Today we honor St. Ambrose who had been a catechumen as a boy, but didn’t go on to be baptized, although his sister became a nun. As a young man he became a very capable governor of northern Italy where he served in Milan with Gratian, the emperor of the West.
From 350 to 374, the church in Milan had been led by Auxentius, an Arian bishop, who repeatedly told the people that Jesus was no more than a good man. When Auxentius died, Emperor Gratian told Ambrose to gather the Christians and Arians together, to see if they could chose a new bishop whom both sides found acceptable.
As both sides were voicing their views, a boy’s voice rang out, saying, “Let the Governor be our bishop.” All the people suddenly fell in with the boy’s suggestion, and Ambrose was baptized the next day, and made a bishop the following day.

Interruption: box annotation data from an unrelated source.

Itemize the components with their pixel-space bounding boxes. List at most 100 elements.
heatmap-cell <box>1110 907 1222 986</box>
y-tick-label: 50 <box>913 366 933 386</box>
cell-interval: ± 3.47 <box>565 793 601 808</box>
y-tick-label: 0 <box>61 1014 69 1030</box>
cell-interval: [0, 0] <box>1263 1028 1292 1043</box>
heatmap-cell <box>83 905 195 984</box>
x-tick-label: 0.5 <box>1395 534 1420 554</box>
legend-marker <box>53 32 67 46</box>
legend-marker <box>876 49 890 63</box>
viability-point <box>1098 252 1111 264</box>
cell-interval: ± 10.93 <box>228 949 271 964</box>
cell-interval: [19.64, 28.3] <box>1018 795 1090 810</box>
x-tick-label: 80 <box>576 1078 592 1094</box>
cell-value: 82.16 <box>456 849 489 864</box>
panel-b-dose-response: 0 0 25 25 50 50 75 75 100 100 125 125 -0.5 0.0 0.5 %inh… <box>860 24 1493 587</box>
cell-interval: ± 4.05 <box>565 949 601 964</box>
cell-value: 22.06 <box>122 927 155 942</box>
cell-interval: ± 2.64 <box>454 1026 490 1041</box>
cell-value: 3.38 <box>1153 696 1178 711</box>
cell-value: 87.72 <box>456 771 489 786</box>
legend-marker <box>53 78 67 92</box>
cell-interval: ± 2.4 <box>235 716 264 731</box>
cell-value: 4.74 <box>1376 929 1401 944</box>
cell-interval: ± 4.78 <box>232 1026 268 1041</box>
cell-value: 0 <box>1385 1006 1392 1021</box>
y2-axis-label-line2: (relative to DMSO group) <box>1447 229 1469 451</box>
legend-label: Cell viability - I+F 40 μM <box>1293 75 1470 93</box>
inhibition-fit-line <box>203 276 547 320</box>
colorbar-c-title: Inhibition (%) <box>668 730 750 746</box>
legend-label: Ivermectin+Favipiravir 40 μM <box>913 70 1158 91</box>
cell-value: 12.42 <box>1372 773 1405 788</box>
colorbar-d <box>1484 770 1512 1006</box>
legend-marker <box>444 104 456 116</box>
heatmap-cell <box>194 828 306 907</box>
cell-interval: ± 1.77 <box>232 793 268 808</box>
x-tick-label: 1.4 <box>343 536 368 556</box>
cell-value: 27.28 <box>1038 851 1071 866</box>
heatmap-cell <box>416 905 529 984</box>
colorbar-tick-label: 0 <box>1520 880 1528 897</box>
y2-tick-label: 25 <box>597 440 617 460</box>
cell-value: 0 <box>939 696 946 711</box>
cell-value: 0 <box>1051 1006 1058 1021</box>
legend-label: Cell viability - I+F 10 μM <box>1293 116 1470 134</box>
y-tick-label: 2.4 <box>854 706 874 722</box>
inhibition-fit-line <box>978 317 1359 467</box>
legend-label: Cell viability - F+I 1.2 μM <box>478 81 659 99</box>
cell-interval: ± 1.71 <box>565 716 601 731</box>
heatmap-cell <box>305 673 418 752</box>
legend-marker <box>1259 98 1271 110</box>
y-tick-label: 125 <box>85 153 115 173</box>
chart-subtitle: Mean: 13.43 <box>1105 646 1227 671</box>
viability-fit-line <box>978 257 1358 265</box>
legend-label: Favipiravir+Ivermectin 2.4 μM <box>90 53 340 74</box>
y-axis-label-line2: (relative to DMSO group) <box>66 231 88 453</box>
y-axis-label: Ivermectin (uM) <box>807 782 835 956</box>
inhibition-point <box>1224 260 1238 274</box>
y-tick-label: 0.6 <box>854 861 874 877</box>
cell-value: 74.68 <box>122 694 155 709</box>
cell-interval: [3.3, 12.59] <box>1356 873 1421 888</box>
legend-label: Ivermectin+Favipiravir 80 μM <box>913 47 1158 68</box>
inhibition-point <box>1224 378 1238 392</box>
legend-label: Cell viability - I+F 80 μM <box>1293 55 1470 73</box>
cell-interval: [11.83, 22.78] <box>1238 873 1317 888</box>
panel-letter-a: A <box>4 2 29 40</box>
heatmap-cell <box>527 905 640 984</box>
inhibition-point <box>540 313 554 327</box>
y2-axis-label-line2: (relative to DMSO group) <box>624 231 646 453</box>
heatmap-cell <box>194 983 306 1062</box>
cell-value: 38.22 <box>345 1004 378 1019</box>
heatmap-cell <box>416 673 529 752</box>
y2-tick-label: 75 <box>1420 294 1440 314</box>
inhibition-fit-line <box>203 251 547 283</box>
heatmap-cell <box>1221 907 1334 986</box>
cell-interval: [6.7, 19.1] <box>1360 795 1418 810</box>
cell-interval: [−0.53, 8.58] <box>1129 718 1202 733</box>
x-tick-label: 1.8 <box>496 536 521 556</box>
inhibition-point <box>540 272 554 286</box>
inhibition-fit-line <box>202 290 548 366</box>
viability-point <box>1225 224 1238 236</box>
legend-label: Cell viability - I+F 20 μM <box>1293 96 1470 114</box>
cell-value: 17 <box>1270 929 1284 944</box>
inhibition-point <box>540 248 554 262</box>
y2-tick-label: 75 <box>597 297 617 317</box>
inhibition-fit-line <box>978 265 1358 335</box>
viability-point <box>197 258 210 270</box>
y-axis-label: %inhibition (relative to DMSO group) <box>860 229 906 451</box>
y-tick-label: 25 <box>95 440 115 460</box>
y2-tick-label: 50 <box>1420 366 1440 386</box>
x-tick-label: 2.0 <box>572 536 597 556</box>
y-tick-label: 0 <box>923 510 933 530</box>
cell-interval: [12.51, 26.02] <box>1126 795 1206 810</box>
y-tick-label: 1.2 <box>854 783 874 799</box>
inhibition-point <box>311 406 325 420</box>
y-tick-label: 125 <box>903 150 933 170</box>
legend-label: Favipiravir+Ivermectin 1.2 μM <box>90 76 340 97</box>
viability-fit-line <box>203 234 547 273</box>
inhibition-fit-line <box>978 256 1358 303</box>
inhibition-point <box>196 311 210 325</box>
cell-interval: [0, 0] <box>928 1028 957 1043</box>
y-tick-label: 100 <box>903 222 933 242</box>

Since the people had not been taught to see Jesus as the Son of God, Ambrose saw a great need to train people to see Christ as more than human. Now, for years he had been in daily attendance of the emperor, always genuflecting before him, and serving him with golden utensils. That gave him the idea of commanding people to honor the Blessed Sacrament with all the rituals they followed when coming near the emperor.
It worked well, with people immediately catching on to bowing and genuflecting before the Eucharist. However, they lost all intimacy with Christ. While attending Mass, they had formally felt they were lying next to Jesus hearing him whispering to them. Now they heard the usher shouting, “Bow, bow, bow!”